The last couple days I was at a conference where people snapped their fingers repeatedly and rapidly, rather than clapping. I understood it as a less noisy alternative. There was also clapping, and I think the clapping was meant to be more emphatic than the snapping. Most often people were snapping to indicate approval of a specific point the speaker was making during the talk, rather than to indicate general approval of the speaker after the talk ended, and I wondered if the intent was to show approval without making it so hard to hear the next thing the speaker was saying. This was at a conference of trans* people, and I don’t think I’ve heard this in any other audience, but I heard it in each of five different seminars at this conference.
Is this common? How new is it? Do I understand the intent right? Is this specific to any group or context?
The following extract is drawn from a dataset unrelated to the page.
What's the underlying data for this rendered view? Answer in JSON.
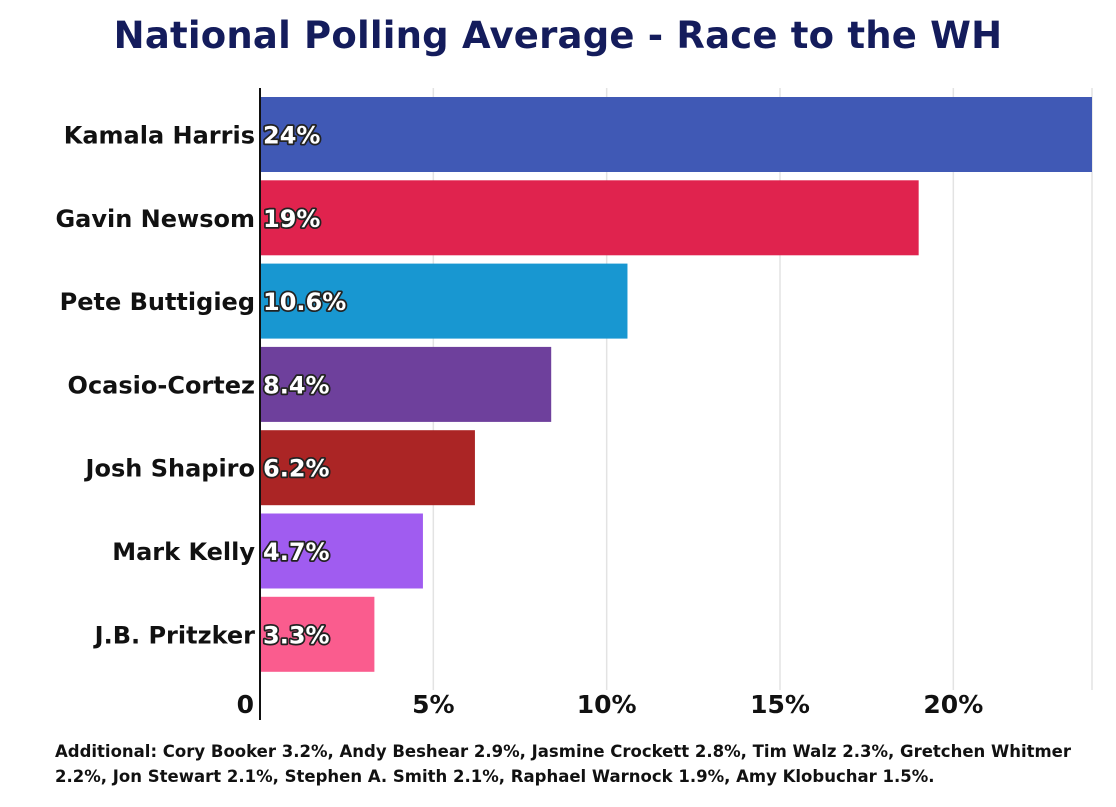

Not an official source/cite, but my friends do this (the snapping) at parties instead of raucous applause/cheering when the police have been called on us already because of noise complaints.
I saw a comedy skit on one of the many variety shows back in the early 1960s that included a scene with an audience in a jazz club snapping instead of clapping for a poet. It was intended to make fun of beatniks with their cooler than thou attitude. Looks like the new hipster generation can’t separate satire from reality.
I was at a college board meeting a few weeks ago where the students present snapped their fingers in approval. I assumed it had been decided that this was below a threshold of disruptiveness that would have caused the chair to clear them from the room.